I recently sat with a woman who had severe anxiety. She looked at the crowded gym floor and had tears in her eyes, fearing the all of the people would be watching her and judging her. We talked about why she wanted to work out in a gym and what goals she had in mind for herself. As usual, weight loss topped the list. I asked why she wanted to lose weight and tearfully she replied that she thought it would give her more confidence and help with her anxiety. She had lost weight before, but gained most of it back. I asked her if she had felt more confident when she had lost weight before. More tears. No.
No was the answer because losing weight is not the answer to finding better self-confidence. Now, before you start yelling at me and arguing, let me explain.
Weight loss is a funny thing. Our culture is obsessed with it. Look at the store- hundreds of pills, powders and potions promising to melt away the pounds leaving you slim, trim and happy without having to change your lifestyle. Thousands of books claiming to be the final word and authority on how to get your body lean and trim. Millions of blogs boasting the coveted secret to weight loss success. Hundreds of gadgets and gizmos promising to get you the body of your dreams while you sit on the couch (come on, really, a shakeweight?).
But what is weight loss? Does it look the same for everyone? Is it sustainable? What exactly are you losing when you lose weight?
Weight loss can mean anything from losing water weight, muscle, bone density or body fat. When people want to lose weight, they generally do one or more of three things: 1) they cut out “carbohydrates” or 2) restrict calories or 3) start working out. All of these are short-term solutions that lead to long-term problems.
First, cutting out carbohydrates or going low carb is not sustainable. Your body needs carbs for energy supply, brain function and hormone support, just to name a few. Carbohydrates encompasses a wide range of foods too including grains, fruits, veggies and legumes. Going low carb will drain your adrenals and place more stress on your body. Then your body will hold onto more fat because it cannot produce enough energy from carbs. Bad news bears. I learned a lot about going low carb and it was not good news. People think it works because when you reduce the amount of starches/carbs in your body, you stop retaining water, which gives you “instant” results with plans like Atkins or South Beach. Not a lasting solution since you cannot cut out carbs forever.
Second, calorie counting. I did this for years when I started losing weight after college. I logged my food intake religiously and tried to stay under 1,000 calories a day. Yeah, that didn’t back fire on me 7 years later. Calories are difficult to calculate and even more difficult to portray accurately. Was that a handful of nuts or a serving?

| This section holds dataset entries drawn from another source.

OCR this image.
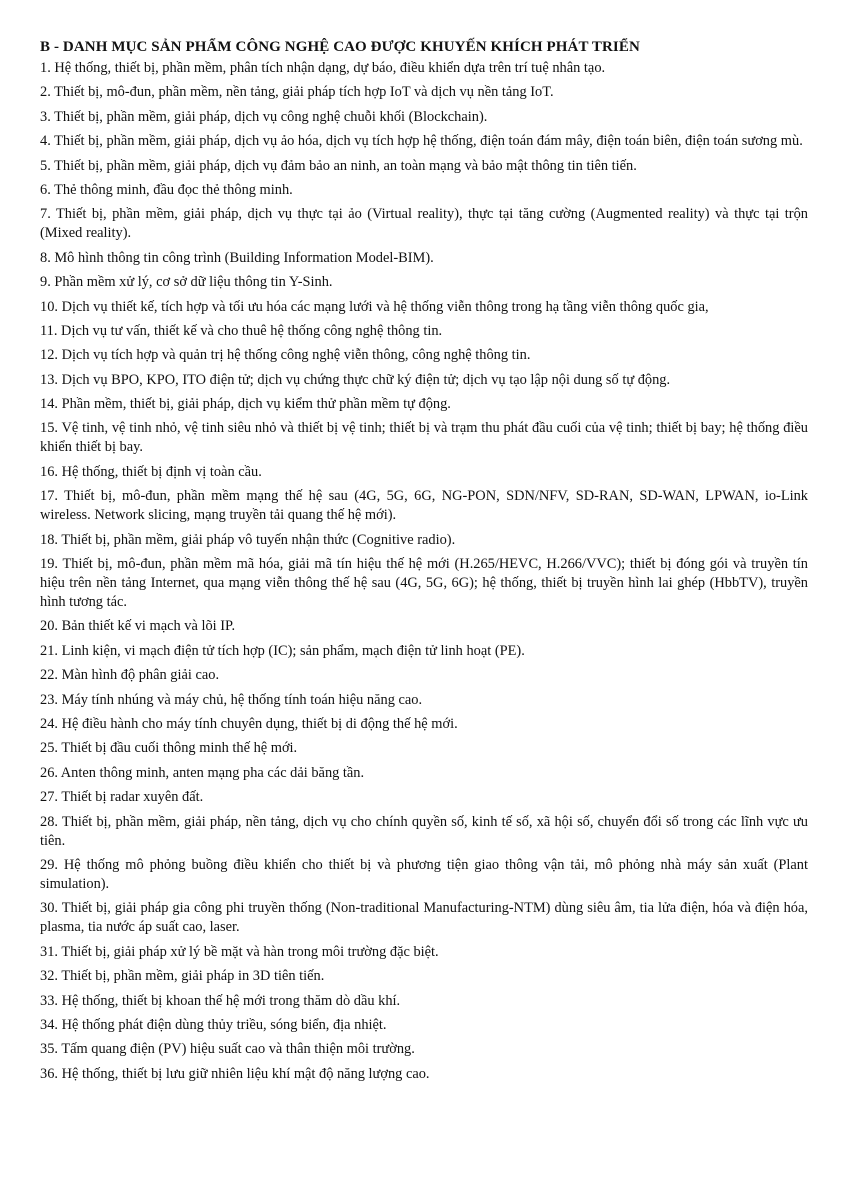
B - DANH MỤC SẢN PHẨM CÔNG NGHỆ CAO ĐƯỢC KHUYẾN KHÍCH PHÁT TRIỂN
1. Hệ thống, thiết bị, phần mềm, phân tích nhận dạng, dự báo, điều khiển dựa trên trí tuệ nhân tạo.
2. Thiết bị, mô-đun, phần mềm, nền tảng, giải pháp tích hợp IoT và dịch vụ nền tảng IoT.
3. Thiết bị, phần mềm, giải pháp, dịch vụ công nghệ chuỗi khối (Blockchain).
4. Thiết bị, phần mềm, giải pháp, dịch vụ ảo hóa, dịch vụ tích hợp hệ thống, điện toán đám mây, điện toán biên, điện toán sương mù.
5. Thiết bị, phần mềm, giải pháp, dịch vụ đảm bảo an ninh, an toàn mạng và bảo mật thông tin tiên tiến.
6. Thẻ thông minh, đầu đọc thẻ thông minh.
7. Thiết bị, phần mềm, giải pháp, dịch vụ thực tại ảo (Virtual reality), thực tại tăng cường (Augmented reality) và thực tại trộn (Mixed reality).
8. Mô hình thông tin công trình (Building Information Model-BIM).
9. Phần mềm xử lý, cơ sở dữ liệu thông tin Y-Sinh.
10. Dịch vụ thiết kế, tích hợp và tối ưu hóa các mạng lưới và hệ thống viễn thông trong hạ tầng viễn thông quốc gia,
11. Dịch vụ tư vấn, thiết kế và cho thuê hệ thống công nghệ thông tin.
12. Dịch vụ tích hợp và quản trị hệ thống công nghệ viễn thông, công nghệ thông tin.
13. Dịch vụ BPO, KPO, ITO điện tử; dịch vụ chứng thực chữ ký điện tử; dịch vụ tạo lập nội dung số tự động.
14. Phần mềm, thiết bị, giải pháp, dịch vụ kiểm thử phần mềm tự động.
15. Vệ tinh, vệ tinh nhỏ, vệ tinh siêu nhỏ và thiết bị vệ tinh; thiết bị và trạm thu phát đầu cuối của vệ tinh; thiết bị bay; hệ thống điều khiển thiết bị bay.
16. Hệ thống, thiết bị định vị toàn cầu.
17. Thiết bị, mô-đun, phần mềm mạng thế hệ sau (4G, 5G, 6G, NG-PON, SDN/NFV, SD-RAN, SD-WAN, LPWAN, io-Link wireless. Network slicing, mạng truyền tải quang thế hệ mới).
18. Thiết bị, phần mềm, giải pháp vô tuyến nhận thức (Cognitive radio).
19. Thiết bị, mô-đun, phần mềm mã hóa, giải mã tín hiệu thế hệ mới (H.265/HEVC, H.266/VVC); thiết bị đóng gói và truyền tín hiệu trên nền tảng Internet, qua mạng viễn thông thế hệ sau (4G, 5G, 6G); hệ thống, thiết bị truyền hình lai ghép (HbbTV), truyền hình tương tác.
20. Bản thiết kế vi mạch và lõi IP.
21. Linh kiện, vi mạch điện tử tích hợp (IC); sản phẩm, mạch điện tử linh hoạt (PE).
22. Màn hình độ phân giải cao.
23. Máy tính nhúng và máy chủ, hệ thống tính toán hiệu năng cao.
24. Hệ điều hành cho máy tính chuyên dụng, thiết bị di động thế hệ mới.
25. Thiết bị đầu cuối thông minh thế hệ mới.
26. Anten thông minh, anten mạng pha các dải băng tần.
27. Thiết bị radar xuyên đất.
28. Thiết bị, phần mềm, giải pháp, nền tảng, dịch vụ cho chính quyền số, kinh tế số, xã hội số, chuyển đổi số trong các lĩnh vực ưu tiên.
29. Hệ thống mô phỏng buồng điều khiển cho thiết bị và phương tiện giao thông vận tải, mô phỏng nhà máy sản xuất (Plant simulation).
30. Thiết bị, giải pháp gia công phi truyền thống (Non-traditional Manufacturing-NTM) dùng siêu âm, tia lửa điện, hóa và điện hóa, plasma, tia nước áp suất cao, laser.
31. Thiết bị, giải pháp xử lý bề mặt và hàn trong môi trường đặc biệt.
32. Thiết bị, phần mềm, giải pháp in 3D tiên tiến.
33. Hệ thống, thiết bị khoan thế hệ mới trong thăm dò dầu khí.
34. Hệ thống phát điện dùng thủy triều, sóng biển, địa nhiệt.
35. Tấm quang điện (PV) hiệu suất cao và thân thiện môi trường.
36. Hệ thống, thiết bị lưu giữ nhiên liệu khí mật độ năng lượng cao.
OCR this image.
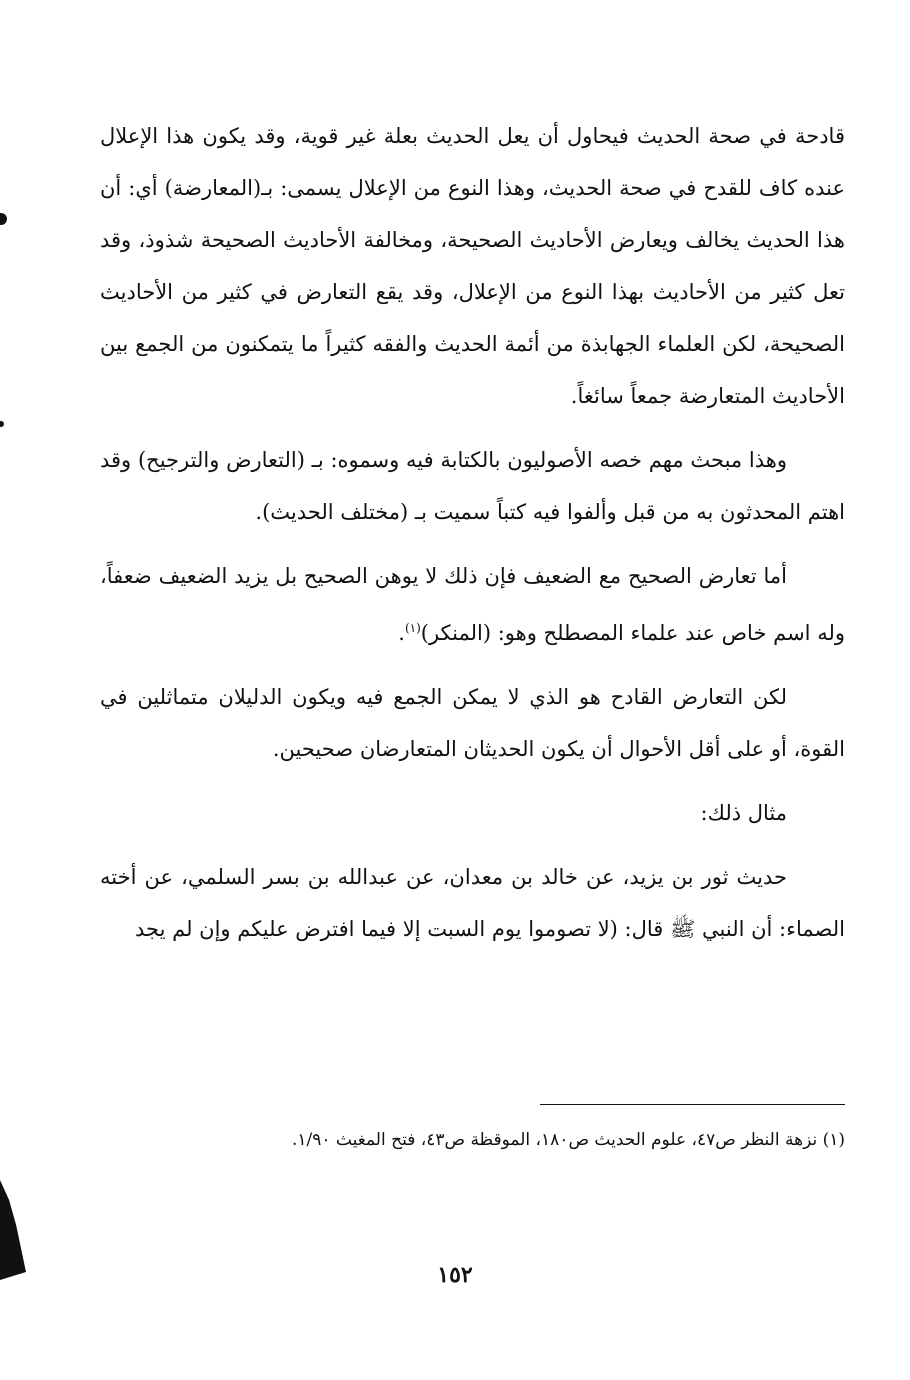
قادحة في صحة الحديث فيحاول أن يعل الحديث بعلة غير قوية، وقد يكون هذا الإعلال عنده كاف للقدح في صحة الحديث، وهذا النوع من الإعلال يسمى: بـ(المعارضة) أي: أن هذا الحديث يخالف ويعارض الأحاديث الصحيحة، ومخالفة الأحاديث الصحيحة شذوذ، وقد تعل كثير من الأحاديث بهذا النوع من الإعلال، وقد يقع التعارض في كثير من الأحاديث الصحيحة، لكن العلماء الجهابذة من أئمة الحديث والفقه كثيراً ما يتمكنون من الجمع بين الأحاديث المتعارضة جمعاً سائغاً.

وهذا مبحث مهم خصه الأصوليون بالكتابة فيه وسموه: بـ (التعارض والترجيح) وقد اهتم المحدثون به من قبل وألفوا فيه كتباً سميت بـ (مختلف الحديث).

أما تعارض الصحيح مع الضعيف فإن ذلك لا يوهن الصحيح بل يزيد الضعيف ضعفاً، وله اسم خاص عند علماء المصطلح وهو: (المنكر)$^{(١)}$.

لكن التعارض القادح هو الذي لا يمكن الجمع فيه ويكون الدليلان متماثلين في القوة، أو على أقل الأحوال أن يكون الحديثان المتعارضان صحيحين.

مثال ذلك:

حديث ثور بن يزيد، عن خالد بن معدان، عن عبدالله بن بسر السلمي، عن أخته الصماء: أن النبي ﷺ قال: (لا تصوموا يوم السبت إلا فيما افترض عليكم وإن لم يجد

(١) نزهة النظر ص٤٧، علوم الحديث ص١٨٠، الموقظة ص٤٣، فتح المغيث ١/٩٠.
١٥٢
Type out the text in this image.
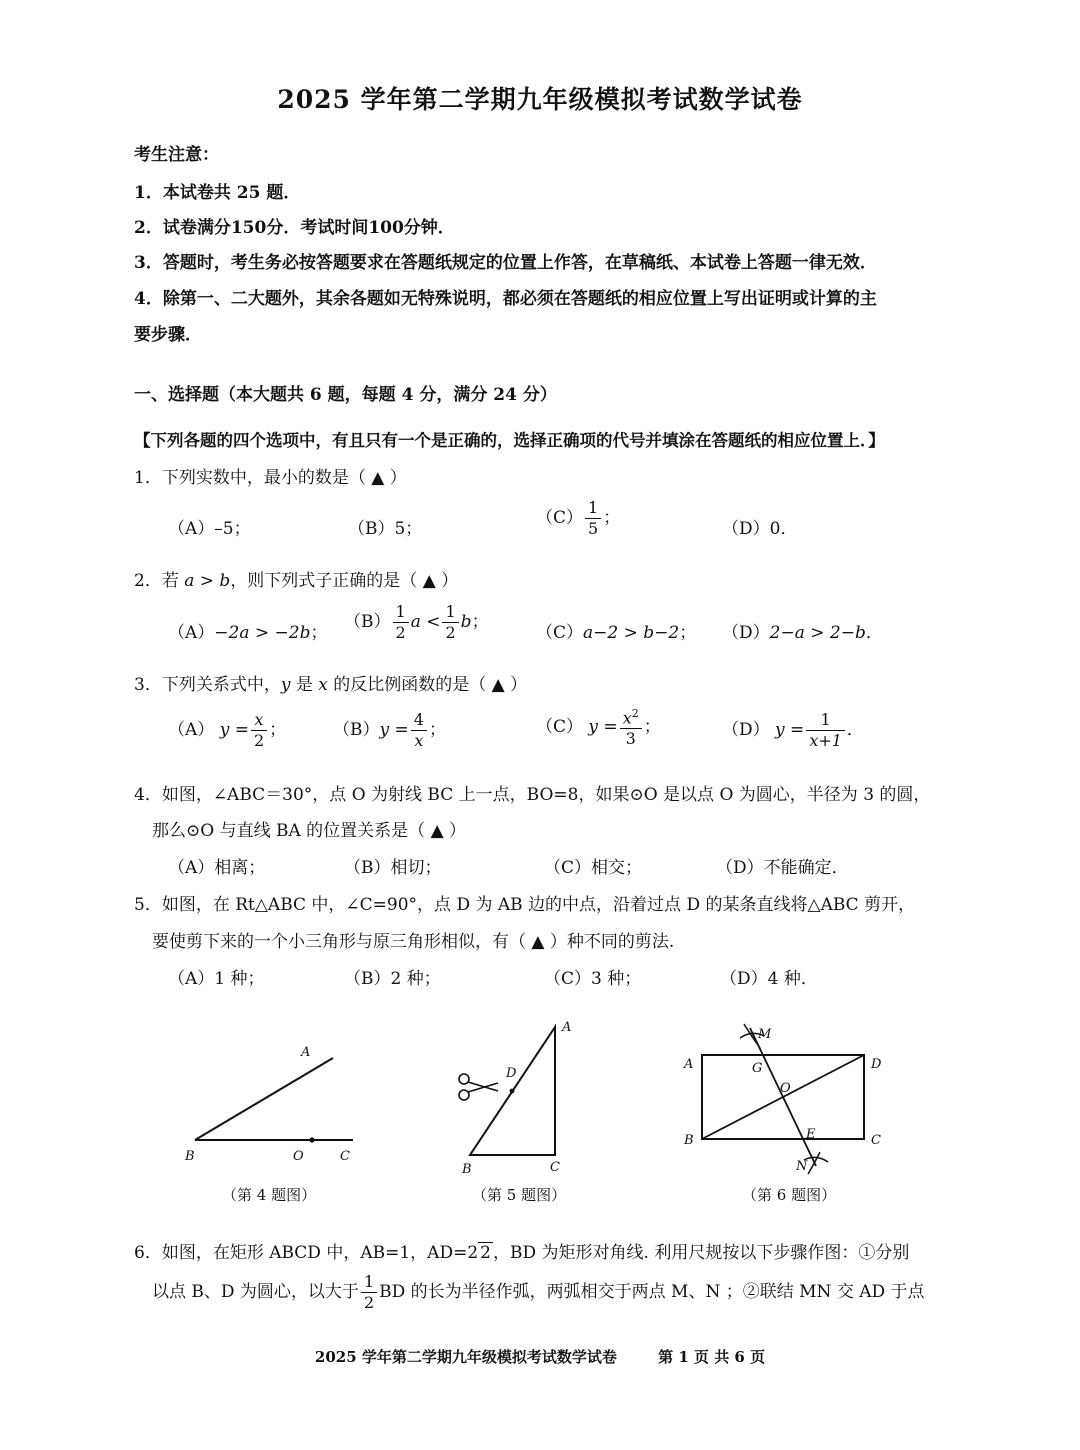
2025 学年第二学期九年级模拟考试数学试卷
考生注意：
1．本试卷共 25 题．
2．试卷满分150分．考试时间100分钟．
3．答题时，考生务必按答题要求在答题纸规定的位置上作答，在草稿纸、本试卷上答题一律无效．
4．除第一、二大题外，其余各题如无特殊说明，都必须在答题纸的相应位置上写出证明或计算的主
要步骤．
一、选择题（本大题共 6 题，每题 4 分，满分 24 分）
【下列各题的四个选项中，有且只有一个是正确的，选择正确项的代号并填涂在答题纸的相应位置上．】
1．下列实数中，最小的数是（ ▲ ）
（A）–5；	（B）5；
$(C) \frac{1}{5}$ ；
（D）0．
2．若 a > b，则下列式子正确的是（ ▲ ）
（A）−2a > −2b；
$(B) \frac{1}{2}$ $a < \frac{1}{2}$ b；
（C）a−2 > b−2； （D）2−a > 2−b．
3．下列关系式中，y 是 x 的反比例函数的是（ ▲ ）
（A） $y = \frac{x}{2}$ ；	$(B)y = \frac{4}{x}$ ；	（C） $y = \frac{x^2}{3}$ ；	（D） $y = \frac{1}{x+1}$ ．
4．如图，∠ABC＝30°，点 O 为射线 BC 上一点，BO=8，如果⊙O 是以点 O 为圆心，半径为 3 的圆，
那么⊙O 与直线 BA 的位置关系是（ ▲ ）
（A）相离；	（B）相切；	（C）相交；	（D）不能确定．
5．如图，在 Rt△ABC 中，∠C=90°，点 D 为 AB 边的中点，沿着过点 D 的某条直线将△ABC 剪开，
要使剪下来的一个小三角形与原三角形相似，有（ ▲ ）种不同的剪法.
（A）1 种；	（B）2 种；	（C）3 种；	（D）4 种．
A
B	O	C
（第 4 题图）
A
B	C
D
（第 5 题图）
A
B	C
D
G
O
E
M
N
（第 6 题图）
6．如图，在矩形 ABCD 中，AB=1，AD=2 2 ，BD 为矩形对角线. 利用尺规按以下步骤作图：①分别
以点 B、D 为圆心，以大于 $\frac{1}{2}$ BD 的长为半径作弧，两弧相交于两点 M、N ；②联结 MN 交 AD 于点
2025 学年第二学期九年级模拟考试数学试卷	第 1 页 共 6 页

Was the really 4 oz of meat or 6? Drastically reducing your calorie intake is setting yourself up for disaster. When you diminish your energy (ie: calories), your body responds by conserving energy to keep you running. That conservation looks like your body storing more fat and shutting down energy sucking systems like digestion and metabolism. You may see short-term results, again from water or muscle loss, but not from fat.
Third, exercise is a great way to help you get in shape and improve things like strength, flexibility and endurance. However, it is not the end all be all of weight loss or fat loss. You have to be able to sustain the level of activity that you engage in to maintain your results. Biggest Loser contestants find this out first hand- in order to keep the weight off, they have to continue restricting calories and working out 6 days a week. When they stop, they gain it back. I ask my clients, what if you broke your leg and couldn’t work out? They give me a panic stricken look to which I reply, then you would be fine because your results are not coming from exercise as much as lifestyle and dietary training.
You’re probably thinking, ok, so if I don’t want to lose weight, what do I want?
That’s a great question!! I ask my clients the very same one. What do you want from your body? Do you want to run a race? Do a triathlon? Climb a mountain? Do a pullup? It is these accomplishments that bring about confidence, not a number on a scale. That number will fluctuate 3-6 pounds per day and trust me, it will never be enough. Never.
Finding your confidence in changing your lifestyle and setting goals is a practical, sustainable way to build self-confidence and feel your best, despite what the stupid scale says. I challenge you to think about some practical goals that you can achieve without cutting carbs, restricting calories or working out like a fiend. It is amazing how accomplishing goals can change your life and empower not only yourself but those around you! Here are some of my goals that I wanted to achieve and did:
Overhead press 100#
Do handstands and one arm handstands!
Rope climb (even though I am deathly afraid of heights!)
Skin the cats on rings
What is something you are not currently able to do that you would like to do?